El misterio de la Cruz

 

El misterio de la pasión, muerte y resurrección de Jesús de Nazaret no es algo ajeno a la vida del ser humano. Podemos caer en el error de mirar la figura de Jesús con un enfoque exclusivamente histórico. Digo que se trata de un error porque si lo hacemos así, nos encontramos ante la figura de un hombre verdaderamente fracasado. Alguien que quiso “revolucionar” su época, pero que el impulso primero acabó en verdadero fracaso. Todos le abandonan, menos su propia madre, todos los que le aplauden descubren en él a un líder que, cuando ya tiene las masas de su lado, las traiciona; las traiciona porque no les da lo que esas masas esperan de él: la liberación de la opresión tirana del pueblo invasor, el pueblo romano; la libertad del yugo esclavo del poder judío que se aprovecha de esa opresión para sacar su propio beneficio.

            El fracaso humano es algo a lo que todos, de una manera u otra, tenemos miedo. Nos gusta ser reconocidos, que nos digan lo buenos que somos y lo bien que hacemos las cosas. Queremos ser unos “pequeños dioses” que no se equivocan nunca y nos esforzamos por mantener las formas y agradar al “que dirán” como motor de nuestra existencia.

            Precisamente, una de las grandes victorias de Jesús radica en romper esa cadena que nos ata al afán de “ser”. Poco le importa a él ser considerado un fracasado. Desde el principio sabe bien cómo terminará su historia, pero aun así sigue proclamando la verdad del mensaje: el amor, el perdón, la solidaridad, y una serie de valores que están mucho más allá de lo que, tanto su mundo como el nuestro, proclaman como buenos.
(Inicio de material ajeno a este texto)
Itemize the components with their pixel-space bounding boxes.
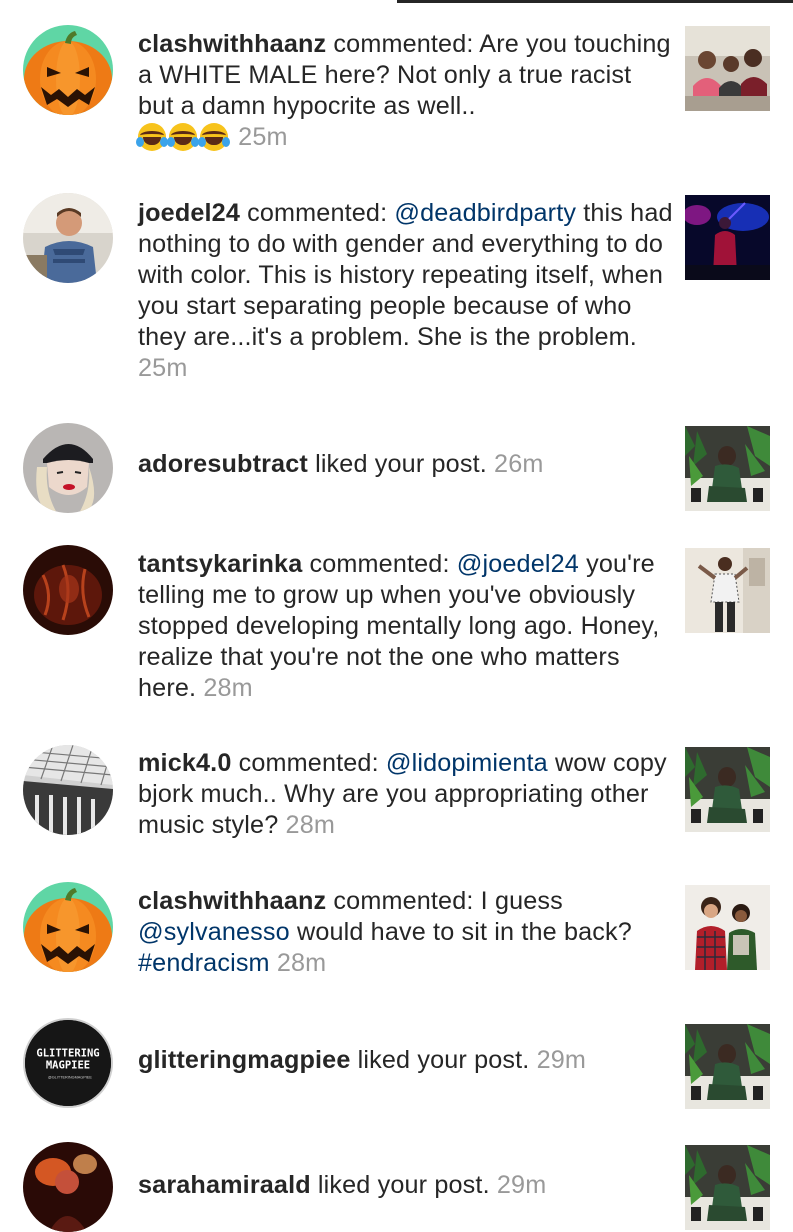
concert-photo-thumbnail[interactable] xyxy=(685,195,770,280)
group-photo-thumbnail[interactable] xyxy=(685,26,770,111)
two-people-thumbnail[interactable] xyxy=(685,885,770,970)
standing-person-thumbnail[interactable] xyxy=(685,548,770,633)
mention-link[interactable]: @lidopimienta xyxy=(386,749,548,777)
timestamp: 25m xyxy=(238,123,288,151)
like-text: liked your post. xyxy=(307,450,487,478)
timestamp: 28m xyxy=(285,811,335,839)
notification-text: tantsykarinka commented: @joedel24 you'r… xyxy=(138,549,673,704)
mention-link[interactable]: @sylvanesso xyxy=(138,918,290,946)
username-link[interactable]: glitteringmagpiee xyxy=(138,1046,350,1074)
notification-text: clashwithhaanz commented: I guess @sylva… xyxy=(138,886,673,979)
notification-text: joedel24 commented: @deadbirdparty this … xyxy=(138,198,673,384)
username-link[interactable]: adoresubtract xyxy=(138,450,308,478)
concert-avatar[interactable] xyxy=(23,1142,113,1232)
dark-red-avatar[interactable] xyxy=(23,545,113,635)
plants-photo-thumbnail[interactable] xyxy=(685,1024,770,1109)
plants-photo-thumbnail[interactable] xyxy=(685,426,770,511)
comment-prefix: commented: xyxy=(240,199,395,227)
woman-beanie-avatar[interactable] xyxy=(23,423,113,513)
logo-text-line-1: GLITTERING xyxy=(36,1047,99,1059)
timestamp: 25m xyxy=(138,354,188,382)
face-with-tears-of-joy-icon xyxy=(167,123,199,151)
username-link[interactable]: tantsykarinka xyxy=(138,550,302,578)
notification-text: sarahamiraald liked your post. 29m xyxy=(138,1170,673,1201)
mention-link[interactable]: @deadbirdparty xyxy=(394,199,576,227)
timestamp: 29m xyxy=(496,1171,547,1199)
active-tab-indicator xyxy=(397,0,793,3)
timestamp: 28m xyxy=(276,949,327,977)
username-link[interactable]: clashwithhaanz xyxy=(138,887,326,915)
timestamp: 26m xyxy=(494,450,544,478)
timestamp: 29m xyxy=(536,1046,587,1074)
comment-prefix: commented: xyxy=(231,749,386,777)
pumpkin-avatar[interactable] xyxy=(23,882,113,972)
logo-handle-text: @GLITTERINGMAGPIEE xyxy=(48,1075,93,1079)
comment-text: would have to sit in the back? xyxy=(289,918,632,946)
pumpkin-avatar[interactable] xyxy=(23,25,113,115)
comment-prefix: commented: xyxy=(302,550,457,578)
plants-photo-thumbnail[interactable] xyxy=(685,1145,770,1230)
username-link[interactable]: joedel24 xyxy=(138,199,240,227)
face-with-tears-of-joy-icon xyxy=(198,123,230,151)
logo-text-line-2: MAGPIEE xyxy=(46,1060,90,1072)
plants-photo-thumbnail[interactable] xyxy=(685,747,770,832)
like-text: liked your post. xyxy=(310,1171,490,1199)
username-link[interactable]: mick4.0 xyxy=(138,749,231,777)
like-text: liked your post. xyxy=(350,1046,530,1074)
notification-text: clashwithhaanz commented: Are you touchi… xyxy=(136,29,673,153)
comment-prefix: commented: I guess xyxy=(326,887,563,915)
notification-text: adoresubtract liked your post. 26m xyxy=(138,449,673,480)
logo-avatar[interactable]: GLITTERING MAGPIEE @GLITTERINGMAGPIEE xyxy=(23,1018,113,1108)
mention-link[interactable]: @joedel24 xyxy=(457,550,579,578)
hashtag-link[interactable]: #endracism xyxy=(138,949,270,977)
face-with-tears-of-joy-icon xyxy=(136,123,168,151)
building-avatar[interactable] xyxy=(23,745,113,835)
username-link[interactable]: clashwithhaanz xyxy=(138,30,326,58)
timestamp: 28m xyxy=(203,674,253,702)
man-photo-avatar[interactable] xyxy=(23,193,113,283)
notification-text: glitteringmagpiee liked your post. 29m xyxy=(138,1045,673,1076)
notification-text: mick4.0 commented: @lidopimienta wow cop… xyxy=(138,748,673,841)
username-link[interactable]: sarahamiraald xyxy=(138,1171,311,1199)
La cruz no es un escándalo, es el triunfo de la libertad interior que impregna la capacidad de vivir auténticamente. Es el triunfo del perdón y, sobre todo, del saber pedir perdón. Ese perdón que emana de las manos traspasadas de Cristo en la cruz ha de ser para nosotros, no sólo un testimonio, sino un aliciente. La sangre que cae por la cruz de Jesús es la sangre del sufrimiento que sabe que el único camino de la paz pasa por el sacrificio de uno mismo. Estar dispuesto a perdonar siempre y en todo momento debería de ser una bandera para la vida de cualquier persona, aunque sólo sea por el egoísmo de saber que cuando es capaz de perdonar, el mayor beneficiado es uno mismo.

            El fracaso de Cristo en la cruz es el triunfo de la llegada del Reino de Dios, es la victoria de su mensaje y su Espíritu en el corazón de los hombres y mujeres de buena voluntad. La vida se nos pasa sin darnos cuenta y, llegado el momento de rendir cuentas ante Dios, quien todo lo sabe y todo lo conoce, no nos queda más opción que abrir nuestro corazón. Hemos de procurar desterrar de él aquellos sentimientos que nos hacen estar más cercanos a los que gritaban crucifícale, que al que está crucificado. San Francisco de Asís decía: “Si Dios sabe trabajar a través de mi, sabe trabajar a través de cualquier persona”, y sabe hacerlo cuando, puestos en su presencia, le dejamos trabajar nuestro corazón. Mirar a Cristo en la cruz es el fracaso del sentimiento humano, pero es el triunfo del Espíritu; un triunfo que necesita madurar en nuestros corazones para poder resucitar y quitar la pesada losa del sepulcro de nuestras vidas, que no deja pasar la claridad de la luz que todo lo renueva.

            Perdonar es saber pedir perdón, amar es saber dejarse amar. Entremos dentro del sepulcro de nuestra propia vida y abramos las puertas de nuestra existencia para que la luz del resucitado pueda transformar nuestra oscuridad.